Saisie par un ancien membre d’un groupe rebelle islamiste syrien qui conteste sa mise en examen pour torture, crimes de guerre et complicité d’enlèvements, la cour d’appel de Paris s’est penchée lundi sur la compétence de la justice française à poursuivre des étrangers pour des actes commis dans leur pays.

Lors d’une audience à huis clos devant la chambre de l’instruction, Majdi Nema, ancien porte-parole du groupe Jaysh al-Islam (Armée de l’Islam, JAI), a contesté sa mise en examen, en mettant en cause le principe de compétence universelle de la justice française.
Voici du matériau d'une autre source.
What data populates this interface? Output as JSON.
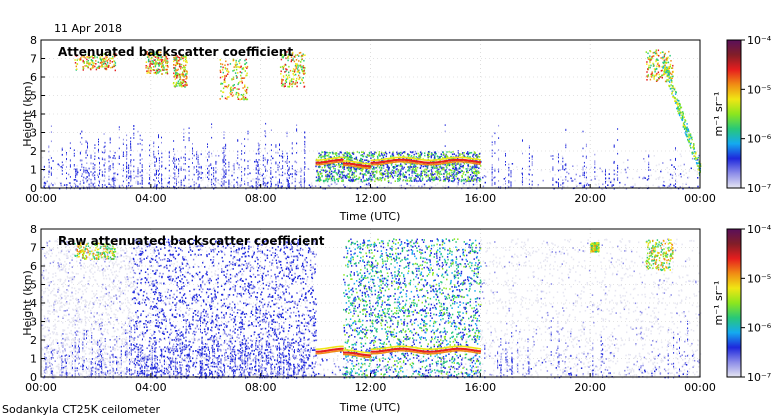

La cour rendra sa décision le 4 avril.

Selon la Fédération internationale des droits de l’Homme (FIDH), qui a porté plainte à Paris contre JAI, ce mouvement islamiste d’obédience salafiste formé au début de la guerre civile pour combattre le régime de Bachar al-Assad a fait " régner la terreur " au sein de la population civile de la région de la Ghouta orientale qu’il contrôlait avec d’autres factions rebelles, en pratiquant torture, enlèvements ou recrutement d’enfants-soldats.

La décision de la cour d’appel sera scrutée de près par les observateurs, car la Cour de cassation a récemment estimé que la justice française était incompétente dans l’affaire d’un autre Syrien, ex-soldat du régime de Bachar al-Assad, mis en examen pour complicité de crimes contre l’humanité.

La plus haute juridiction de l’ordre judiciaire français s’est appuyée sur le principe de la " double incrimination " prévu dans la loi du 9 août 2010: les crimes contre l’humanité et les crimes de guerre doivent être reconnus dans le pays d’origine d’un suspect que la France entend poursuivre.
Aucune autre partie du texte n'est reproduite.